Propina una sacudida a una rosa, que cae al suelo, pero tras ella millones de motitas grises de polvo bailotean a la luz del sol.

—¿Me pondrás una asistenta? —pregunta Corderita, que ha dejado de ser una Corderita.

—¿Y si lo limpiaras a fondo una vez por semana?

—¡Bobadas! El crío tiene que crecer aquí. ¿Cuántos cardenales se hará al chocar contra los pomos y las manillas? ¡Responde!

—Para entonces quizá tengamos una vivienda.

—¿Para entonces? ¿Y quién va a calentar en invierno una buhardilla con dos paredes exteriores y cuatro ventanas? ¡Medio quintal de briquetas de lignito y encima con los dientes castañeteando de frío!

—Bueno, ya lo sabes —replica, ofendido—, amueblado, naturalmente, nunca es igual que propio.

—Eso ya lo sé. Pero dime qué te parece esto. ¿Te gusta? ¿te apetecería vivir aquí? Imagina que llegas a casa y tienes que andar por aquí pisando huevos y por todas partes hay tapetitos. ¡Ayyy! Me lo figuraba, ¡sujetos con alfileres!

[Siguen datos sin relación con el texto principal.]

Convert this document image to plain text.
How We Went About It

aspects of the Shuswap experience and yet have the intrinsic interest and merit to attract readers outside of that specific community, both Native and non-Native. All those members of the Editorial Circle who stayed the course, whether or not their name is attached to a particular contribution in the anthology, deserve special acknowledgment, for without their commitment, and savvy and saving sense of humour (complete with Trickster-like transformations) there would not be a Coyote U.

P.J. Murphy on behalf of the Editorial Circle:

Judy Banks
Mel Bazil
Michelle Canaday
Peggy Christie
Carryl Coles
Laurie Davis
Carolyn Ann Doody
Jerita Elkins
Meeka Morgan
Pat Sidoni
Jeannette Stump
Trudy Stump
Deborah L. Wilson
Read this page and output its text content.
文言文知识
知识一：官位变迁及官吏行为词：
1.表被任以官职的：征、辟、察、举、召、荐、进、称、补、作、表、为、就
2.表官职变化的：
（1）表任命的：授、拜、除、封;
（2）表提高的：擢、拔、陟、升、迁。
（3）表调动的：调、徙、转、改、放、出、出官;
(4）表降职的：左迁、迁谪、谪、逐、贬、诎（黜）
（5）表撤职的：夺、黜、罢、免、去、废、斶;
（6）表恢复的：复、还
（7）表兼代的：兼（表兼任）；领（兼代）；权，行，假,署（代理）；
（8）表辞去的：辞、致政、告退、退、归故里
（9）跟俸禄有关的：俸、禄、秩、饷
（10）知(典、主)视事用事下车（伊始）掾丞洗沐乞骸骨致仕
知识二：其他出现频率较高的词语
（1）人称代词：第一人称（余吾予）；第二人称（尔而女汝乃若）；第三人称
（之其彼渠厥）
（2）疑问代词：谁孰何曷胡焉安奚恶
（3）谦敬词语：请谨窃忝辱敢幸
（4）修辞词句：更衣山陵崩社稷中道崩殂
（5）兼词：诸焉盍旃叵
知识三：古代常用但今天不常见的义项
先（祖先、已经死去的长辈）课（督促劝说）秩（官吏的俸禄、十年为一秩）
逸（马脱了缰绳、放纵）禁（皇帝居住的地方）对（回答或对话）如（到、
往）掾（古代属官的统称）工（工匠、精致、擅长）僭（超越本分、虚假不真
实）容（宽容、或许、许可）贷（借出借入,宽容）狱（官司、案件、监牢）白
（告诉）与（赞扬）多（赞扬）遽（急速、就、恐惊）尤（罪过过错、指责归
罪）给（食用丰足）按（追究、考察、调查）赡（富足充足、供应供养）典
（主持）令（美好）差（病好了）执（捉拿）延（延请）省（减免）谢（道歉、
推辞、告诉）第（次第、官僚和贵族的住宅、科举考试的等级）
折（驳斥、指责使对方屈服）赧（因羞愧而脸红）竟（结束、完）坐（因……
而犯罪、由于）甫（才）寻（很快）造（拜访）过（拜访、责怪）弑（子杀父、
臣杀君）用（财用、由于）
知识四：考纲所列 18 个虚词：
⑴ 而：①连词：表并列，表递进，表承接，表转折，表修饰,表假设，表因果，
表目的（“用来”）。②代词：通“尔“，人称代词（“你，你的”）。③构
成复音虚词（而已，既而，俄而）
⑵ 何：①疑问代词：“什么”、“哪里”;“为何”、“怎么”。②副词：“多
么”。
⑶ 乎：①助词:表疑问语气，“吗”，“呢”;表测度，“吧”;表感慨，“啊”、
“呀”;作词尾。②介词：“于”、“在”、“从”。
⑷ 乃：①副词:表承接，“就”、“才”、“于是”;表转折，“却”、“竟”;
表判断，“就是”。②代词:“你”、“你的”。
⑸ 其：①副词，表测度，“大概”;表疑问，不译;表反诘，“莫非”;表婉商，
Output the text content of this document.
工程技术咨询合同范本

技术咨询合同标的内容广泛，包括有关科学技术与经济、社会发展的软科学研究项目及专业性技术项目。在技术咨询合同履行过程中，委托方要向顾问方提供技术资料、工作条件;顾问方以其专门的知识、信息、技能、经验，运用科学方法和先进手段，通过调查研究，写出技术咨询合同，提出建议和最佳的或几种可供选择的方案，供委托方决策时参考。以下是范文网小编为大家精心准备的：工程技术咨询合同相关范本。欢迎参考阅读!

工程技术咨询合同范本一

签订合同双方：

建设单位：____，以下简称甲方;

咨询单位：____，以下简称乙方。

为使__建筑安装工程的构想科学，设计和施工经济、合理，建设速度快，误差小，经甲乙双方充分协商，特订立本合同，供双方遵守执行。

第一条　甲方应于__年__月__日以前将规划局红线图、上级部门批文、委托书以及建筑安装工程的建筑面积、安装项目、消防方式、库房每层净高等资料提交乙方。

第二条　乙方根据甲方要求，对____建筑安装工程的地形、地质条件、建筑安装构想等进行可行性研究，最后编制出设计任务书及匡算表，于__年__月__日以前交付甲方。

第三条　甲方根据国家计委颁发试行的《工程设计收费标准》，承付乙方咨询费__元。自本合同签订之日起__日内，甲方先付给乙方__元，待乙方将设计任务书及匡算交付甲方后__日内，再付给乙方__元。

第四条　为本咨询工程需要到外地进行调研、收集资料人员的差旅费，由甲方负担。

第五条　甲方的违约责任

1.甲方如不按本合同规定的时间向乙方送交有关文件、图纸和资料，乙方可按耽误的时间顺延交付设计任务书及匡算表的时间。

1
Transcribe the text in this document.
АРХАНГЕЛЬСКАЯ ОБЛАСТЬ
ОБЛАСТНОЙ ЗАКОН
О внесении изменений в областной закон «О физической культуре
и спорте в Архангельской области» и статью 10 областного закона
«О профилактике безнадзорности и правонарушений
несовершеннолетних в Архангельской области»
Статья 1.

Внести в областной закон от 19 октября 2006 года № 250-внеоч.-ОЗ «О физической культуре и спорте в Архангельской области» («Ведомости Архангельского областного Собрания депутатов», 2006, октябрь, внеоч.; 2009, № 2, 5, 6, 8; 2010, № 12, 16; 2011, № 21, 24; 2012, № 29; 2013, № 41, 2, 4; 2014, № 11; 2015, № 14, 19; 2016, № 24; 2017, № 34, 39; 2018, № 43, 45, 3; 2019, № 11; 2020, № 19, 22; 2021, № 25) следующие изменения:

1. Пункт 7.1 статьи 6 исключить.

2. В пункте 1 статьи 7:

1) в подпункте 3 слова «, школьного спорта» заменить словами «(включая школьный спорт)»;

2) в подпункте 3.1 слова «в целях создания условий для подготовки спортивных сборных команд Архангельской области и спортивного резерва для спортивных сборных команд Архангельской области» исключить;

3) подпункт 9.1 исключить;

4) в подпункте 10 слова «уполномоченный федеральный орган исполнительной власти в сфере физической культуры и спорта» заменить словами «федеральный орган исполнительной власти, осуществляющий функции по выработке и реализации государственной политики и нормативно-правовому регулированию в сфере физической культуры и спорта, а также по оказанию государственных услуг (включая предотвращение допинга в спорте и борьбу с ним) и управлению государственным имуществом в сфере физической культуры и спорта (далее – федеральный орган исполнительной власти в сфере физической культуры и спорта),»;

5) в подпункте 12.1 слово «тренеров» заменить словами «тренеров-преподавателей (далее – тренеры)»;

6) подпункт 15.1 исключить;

—Pues no encontramos nada mejor.

—Yo lo encontraré. Te lo aseguro. ¿Cuándo tenemos que avisar de que dejamos el piso?

—El uno de septiembre. Pero…

—¿Para cuándo?

—Para el treinta de septiembre. Pero…

—Seis semanas —gime ella—. Bueno, lo superaré. Solo me da pena el pobre crío, que tendrá que sufrir todo eso. Yo pensaba que podría dar bonitos paseos con él por ahí fuera. Cocinar. Dar lustre a los muebles.

—¡Pero no podemos dejar el piso en el acto!

—Claro que podemos. ¡A ser posible ahora mismo, hoy, en este preciso instante! —Se ha quedado plantada, la viva imagen de la decisión, las mejillas coloradas, agresiva, los ojos centelleantes, la cabeza echada hacia atrás.

Pinneberg dice despacio:

—¿Sabes, Corderita? Te imaginaba completamente distinta. Mucho más sosegada…

Ella ríe, se abalanza sobre él, le pasa la mano por el pelo.

—Pues claro que soy completamente distinta a lo que pensabas, eso ya lo sé. ¡Creías que sería azúcar, cuando he ido a la tienda desde la escuela, y con ese hermano, ese padre, esos jefes, esos compañeros!

—Claro, claro… —musita meditabundo.

El reloj, el famoso reloj de sobremesa de cristal colocado sobre la repisa de la chimenea, entre un Cupido martilleante y una oropéndola de cristal, suena deprisa siete veces.

—¡Vamos, chico! ¡Aún tenemos que bajar a la tienda, comprar para cenar y para mañana! ¡Estoy sobre ascuas por ver la susodicha cocina!

Los Pinneberg hacen una visita de cumplido, alguien llora y el reloj de compromiso no se cansa de dar la hora

H
a concluido la cena, una cena comprada, preparada, animada por una conversación repleta de planes de una Corderita completamente transformada. Han tomado pan y fiambre, amén de té. Pinneberg habría preferido la cerveza, pero Corderita declara:

—Primero, el té es más barato. Y segundo, la cerveza no es nada buena para el crío. Hasta el parto no beberemos ni una gota de alcohol. Y sobre todo…

«Beberemos», piensa Pinneberg acongojado, pero se limita a preguntar:

—Y sobre todo, ¿qué?

—Y sobre todo, solo esta noche nos permitiremos ser tan generosos. Al menos dos veces por semana tomaremos únicamente patatas fritas y pan con margarina. ¿Mantequilla de la buena? Quizá los domingos. La margarina también tiene vitaminas.

—Pero no las mismas.

—Una de dos: o intentamos salir adelante o gastamos poco a poco los ahorros.

—No, no —replica él a toda prisa.

—Bien, y ahora vamos a recoger. Fregaré los platos mañana temprano. Luego haré el primer paquete e iremos a visitar a la señora Scharrenhöfer. Es lo que procede.

—Pero ¿de verdad pretendes hacerlo la primera noche…?

—Ahora mismo. Hay que ponerla al corriente en el acto. Dicho sea de paso, ella habría podido dejarse ver hace rato.

En la cocina, que es una simple buhardilla con un hornillo de gas, Corderita dice:

—Al fin y al cabo, seis semanas pasan pronto.